Opened after Washington Market in today’s Tribeca became too crowded, Gansevoort Market was an open-air produce market bound by Gansevoort, Little West 12th, West, and Greenwich Streets.
In other words, the heart of today’s ultra-trendy Meatpacking District.
The market was a big deal at the time; Harper’s Weekly even wrote about it in 1888.
“During the dark hours of early morning, as hundreds of wagons of all descriptions converge upon the market regions, pandemonium reigns as traffic chokes the thoroughfares for blocks around,” an article stated.
Over the next decade, the city built the West Washington Market, for dairy farmers and meat sellers. The WPA Guide to New York City described the scene this way in 1939.
“Activities begin at 4 a.m. Farmers in overalls and mud-caked shoes stand in trucks, shouting their wares.
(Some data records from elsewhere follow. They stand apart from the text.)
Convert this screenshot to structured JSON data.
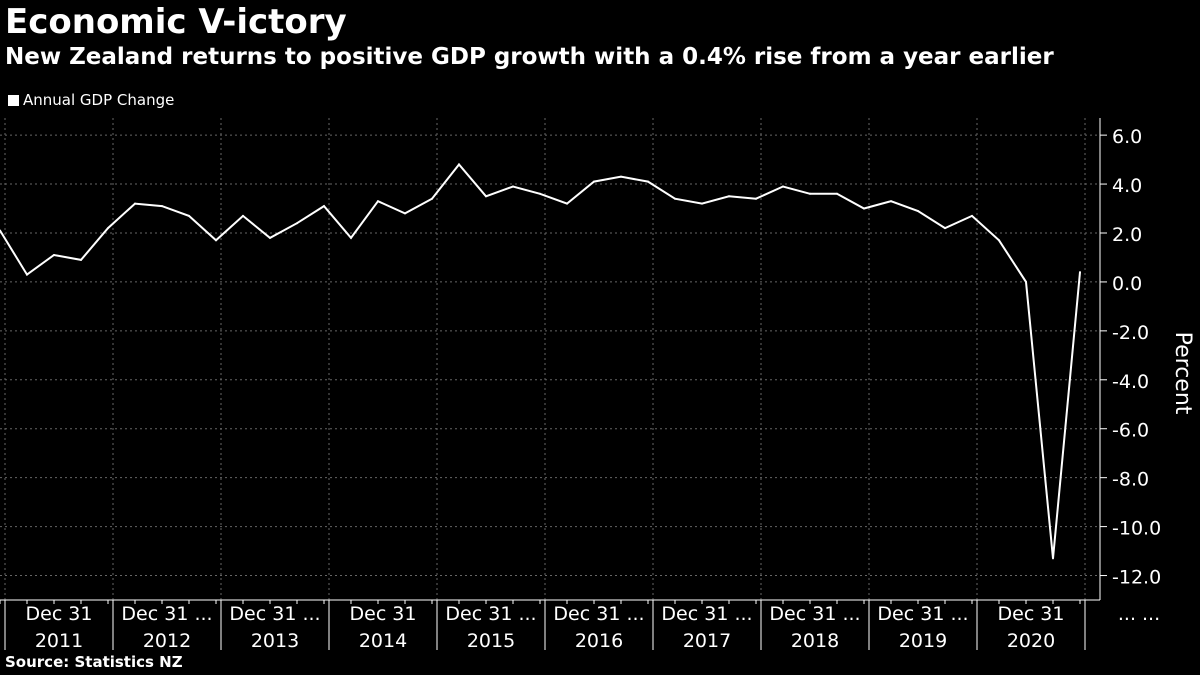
{
  "title": "Economic V-ictory",
  "subtitle": "New Zealand returns to positive GDP growth with a 0.4% rise from a year earlier",
  "source": "Source:  Statistics NZ",
  "chart_data": {
    "type": "line",
    "series": [
      {
        "name": "Annual GDP Change",
        "color": "#ffffff",
        "values": [
          2.1,
          0.3,
          1.1,
          0.9,
          2.2,
          3.2,
          3.1,
          2.7,
          1.7,
          2.7,
          1.8,
          2.4,
          3.1,
          1.8,
          3.3,
          2.8,
          3.4,
          4.8,
          3.5,
          3.9,
          3.6,
          3.2,
          4.1,
          4.3,
          4.1,
          3.4,
          3.2,
          3.5,
          3.4,
          3.9,
          3.6,
          3.6,
          3.0,
          3.3,
          2.9,
          2.2,
          2.7,
          1.7,
          0.0,
          -11.3,
          0.4
        ]
      }
    ],
    "ylabel": "Percent",
    "ylim": [
      -13.0,
      6.7
    ],
    "yticks": [
      6.0,
      4.0,
      2.0,
      0.0,
      -2.0,
      -4.0,
      -6.0,
      -8.0,
      -10.0,
      -12.0
    ],
    "ytick_labels": [
      "6.0",
      "4.0",
      "2.0",
      "0.0",
      "-2.0",
      "-4.0",
      "-6.0",
      "-8.0",
      "-10.0",
      "-12.0"
    ],
    "quarter_labels": [
      "Dec 31",
      "Dec 31 ...",
      "Dec 31 ...",
      "Dec 31",
      "Dec 31 ...",
      "Dec 31 ...",
      "Dec 31 ...",
      "Dec 31 ...",
      "Dec 31 ...",
      "Dec 31",
      "... ..."
    ],
    "years": [
      "2011",
      "2012",
      "2013",
      "2014",
      "2015",
      "2016",
      "2017",
      "2018",
      "2019",
      "2020"
    ],
    "grid": true,
    "legend": "top-left"
  }
}
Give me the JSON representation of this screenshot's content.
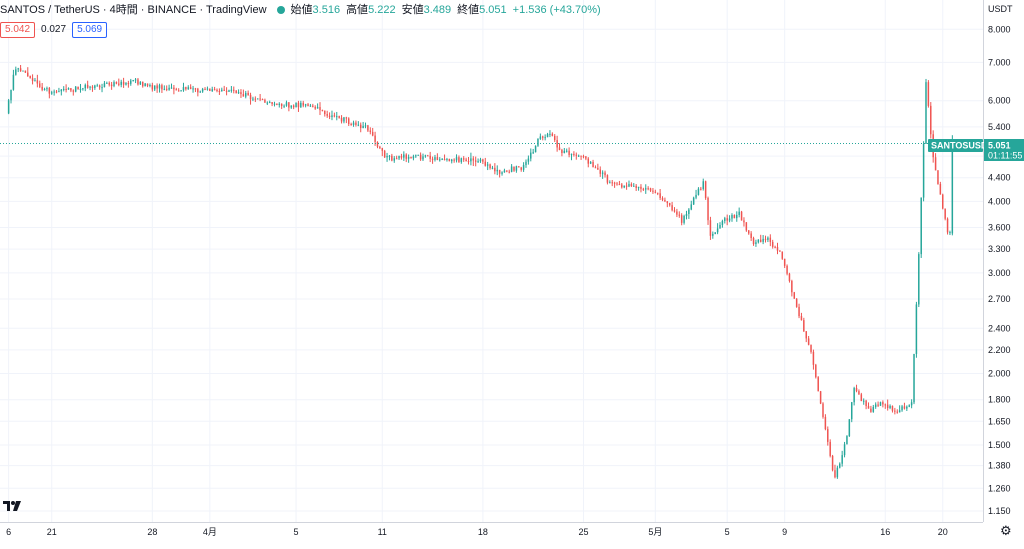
{
  "header": {
    "symbol": "SANTOS / TetherUS · 4時間 · BINANCE · TradingView",
    "open_label": "始値",
    "open": "3.516",
    "high_label": "高値",
    "high": "5.222",
    "low_label": "安値",
    "low": "3.489",
    "close_label": "終値",
    "close": "5.051",
    "change": "+1.536 (+43.70%)"
  },
  "bid": "5.042",
  "spread": "0.027",
  "ask": "5.069",
  "axis": {
    "currency": "USDT"
  },
  "price_tag": {
    "symbol": "SANTOSUSDT",
    "price": "5.051",
    "countdown": "01:11:55"
  },
  "colors": {
    "up": "#26a69a",
    "down": "#ef5350",
    "grid": "#f0f3fa",
    "last_line": "#26a69a"
  },
  "icons": {
    "logo": "tradingview-logo-icon",
    "settings": "gear-icon"
  },
  "chart_data": {
    "type": "candlestick",
    "y_scale": "log",
    "ylim": [
      1.1,
      9.0
    ],
    "y_ticks": [
      8.0,
      7.0,
      6.0,
      5.4,
      4.8,
      4.4,
      4.0,
      3.6,
      3.3,
      3.0,
      2.7,
      2.4,
      2.2,
      2.0,
      1.8,
      1.65,
      1.5,
      1.38,
      1.26,
      1.15
    ],
    "y_tick_labels": [
      "8.000",
      "7.000",
      "6.000",
      "5.400",
      "4.800",
      "4.400",
      "4.000",
      "3.600",
      "3.300",
      "3.000",
      "2.700",
      "2.400",
      "2.200",
      "2.000",
      "1.800",
      "1.650",
      "1.500",
      "1.380",
      "1.260",
      "1.150"
    ],
    "x_ticks": [
      {
        "label": "6",
        "day": 0
      },
      {
        "label": "21",
        "day": 3
      },
      {
        "label": "28",
        "day": 10
      },
      {
        "label": "4月",
        "day": 14
      },
      {
        "label": "5",
        "day": 20
      },
      {
        "label": "11",
        "day": 26
      },
      {
        "label": "18",
        "day": 33
      },
      {
        "label": "25",
        "day": 40
      },
      {
        "label": "5月",
        "day": 45
      },
      {
        "label": "5",
        "day": 50
      },
      {
        "label": "9",
        "day": 54
      },
      {
        "label": "16",
        "day": 61
      },
      {
        "label": "20",
        "day": 65
      }
    ],
    "day_range": [
      -0.6,
      67.8
    ],
    "bars_per_day": 6,
    "anchors": [
      [
        0,
        5.7
      ],
      [
        0.6,
        6.9
      ],
      [
        1.5,
        6.6
      ],
      [
        3,
        6.2
      ],
      [
        5,
        6.3
      ],
      [
        7,
        6.4
      ],
      [
        9,
        6.5
      ],
      [
        10,
        6.35
      ],
      [
        12,
        6.3
      ],
      [
        14,
        6.25
      ],
      [
        16,
        6.2
      ],
      [
        18,
        6.0
      ],
      [
        19.5,
        5.9
      ],
      [
        21,
        5.9
      ],
      [
        23,
        5.6
      ],
      [
        25,
        5.4
      ],
      [
        26.5,
        4.75
      ],
      [
        28,
        4.8
      ],
      [
        30,
        4.75
      ],
      [
        33,
        4.7
      ],
      [
        34,
        4.5
      ],
      [
        36,
        4.6
      ],
      [
        37,
        5.1
      ],
      [
        37.8,
        5.3
      ],
      [
        38.5,
        4.9
      ],
      [
        40,
        4.8
      ],
      [
        41,
        4.6
      ],
      [
        42,
        4.3
      ],
      [
        43.5,
        4.25
      ],
      [
        45,
        4.2
      ],
      [
        46,
        4.0
      ],
      [
        47,
        3.7
      ],
      [
        48,
        4.1
      ],
      [
        48.5,
        4.3
      ],
      [
        49,
        3.5
      ],
      [
        50,
        3.7
      ],
      [
        51,
        3.8
      ],
      [
        52,
        3.4
      ],
      [
        53,
        3.45
      ],
      [
        54,
        3.2
      ],
      [
        55,
        2.6
      ],
      [
        56,
        2.2
      ],
      [
        57,
        1.6
      ],
      [
        57.6,
        1.3
      ],
      [
        58.5,
        1.55
      ],
      [
        59,
        1.9
      ],
      [
        60,
        1.72
      ],
      [
        61,
        1.78
      ],
      [
        62,
        1.72
      ],
      [
        63,
        1.78
      ],
      [
        63.5,
        3.2
      ],
      [
        64,
        6.4
      ],
      [
        64.5,
        4.8
      ],
      [
        65,
        4.1
      ],
      [
        65.5,
        3.55
      ]
    ],
    "last_candle": {
      "open": 3.516,
      "high": 5.222,
      "low": 3.489,
      "close": 5.051
    },
    "last_price": 5.051
  }
}
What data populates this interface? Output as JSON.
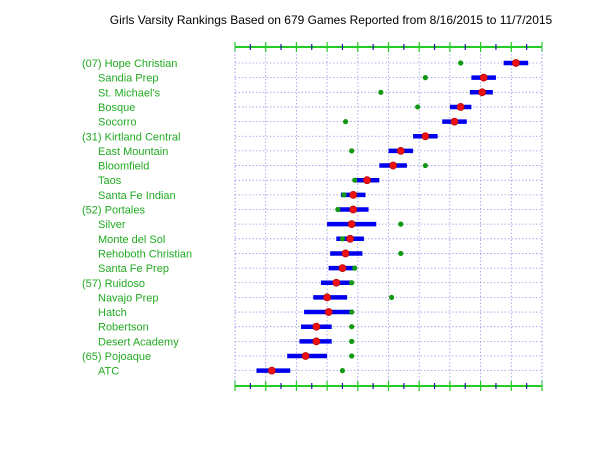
{
  "chart_data": {
    "type": "scatter",
    "title": "Girls Varsity Rankings Based on 679 Games Reported from 8/16/2015 to 11/7/2015",
    "xlabel": "",
    "ylabel": "",
    "xlim": [
      0,
      100
    ],
    "grid": true,
    "colors": {
      "label": "#22aa22",
      "axis": "#22cc22",
      "axis_tick": "#1a1aa0",
      "grid": "#9a9ae8",
      "range_bar": "#0000ee",
      "rank_point": "#ee1111",
      "rank_outline": "#aa0000",
      "other_point": "#119911"
    },
    "teams": [
      {
        "label": "(07) Hope Christian",
        "rank": 91.5,
        "low": 87.5,
        "high": 95.5,
        "green": 73.5
      },
      {
        "label": "Sandia Prep",
        "rank": 81.0,
        "low": 77.0,
        "high": 85.0,
        "green": 62.0
      },
      {
        "label": "St. Michael's",
        "rank": 80.5,
        "low": 76.5,
        "high": 84.0,
        "green": 47.5
      },
      {
        "label": "Bosque",
        "rank": 73.5,
        "low": 70.0,
        "high": 77.0,
        "green": 59.5
      },
      {
        "label": "Socorro",
        "rank": 71.5,
        "low": 67.5,
        "high": 75.5,
        "green": 36.0
      },
      {
        "label": "(31) Kirtland Central",
        "rank": 62.0,
        "low": 58.0,
        "high": 66.0,
        "green": 62.0
      },
      {
        "label": "East Mountain",
        "rank": 54.0,
        "low": 50.0,
        "high": 58.0,
        "green": 38.0
      },
      {
        "label": "Bloomfield",
        "rank": 51.5,
        "low": 47.0,
        "high": 56.0,
        "green": 62.0
      },
      {
        "label": "Taos",
        "rank": 43.0,
        "low": 39.0,
        "high": 47.0,
        "green": 39.0
      },
      {
        "label": "Santa Fe Indian",
        "rank": 38.5,
        "low": 34.5,
        "high": 42.5,
        "green": 35.5
      },
      {
        "label": "(52) Portales",
        "rank": 38.5,
        "low": 33.5,
        "high": 43.5,
        "green": 33.5
      },
      {
        "label": "Silver",
        "rank": 38.0,
        "low": 30.0,
        "high": 46.0,
        "green": 54.0
      },
      {
        "label": "Monte del Sol",
        "rank": 37.5,
        "low": 33.0,
        "high": 42.0,
        "green": 35.0
      },
      {
        "label": "Rehoboth Christian",
        "rank": 36.0,
        "low": 31.0,
        "high": 41.5,
        "green": 54.0
      },
      {
        "label": "Santa Fe Prep",
        "rank": 35.0,
        "low": 30.5,
        "high": 39.5,
        "green": 39.0
      },
      {
        "label": "(57) Ruidoso",
        "rank": 33.0,
        "low": 28.0,
        "high": 38.0,
        "green": 38.0
      },
      {
        "label": "Navajo Prep",
        "rank": 30.0,
        "low": 25.5,
        "high": 36.5,
        "green": 51.0
      },
      {
        "label": "Hatch",
        "rank": 30.5,
        "low": 22.5,
        "high": 38.5,
        "green": 38.0
      },
      {
        "label": "Robertson",
        "rank": 26.5,
        "low": 21.5,
        "high": 31.5,
        "green": 38.0
      },
      {
        "label": "Desert Academy",
        "rank": 26.5,
        "low": 21.0,
        "high": 31.5,
        "green": 38.0
      },
      {
        "label": "(65) Pojoaque",
        "rank": 23.0,
        "low": 17.0,
        "high": 30.0,
        "green": 38.0
      },
      {
        "label": "ATC",
        "rank": 12.0,
        "low": 7.0,
        "high": 18.0,
        "green": 35.0
      }
    ]
  }
}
Commission merchants, pushcart vendors, and restaurant buyers trudge warily from one stand to another, digging arms into baskets of fruits or vegetables to ascertain quality.”
“Trucks move continually in and out among the piled crates of tomatoes, beans, cabbages, lettuce, and other greens in the street,” the Guide continues.
Over the decades, produce moved out to the more accessible Hunts Point in the Bronx, and meat purveyors moved in.
West Washington Market burned down in a 1954 fire. The Gansevoort Meat Market building put up by the city in the 1940s remained in use.
That is, until the Meatpacking District, as it was now known, emptied of meatpackers and began hosting fashion designers and faux French restaurants.
Today Gansevoort Market lives on in a very 2015 incarnation—as a trendy food hall.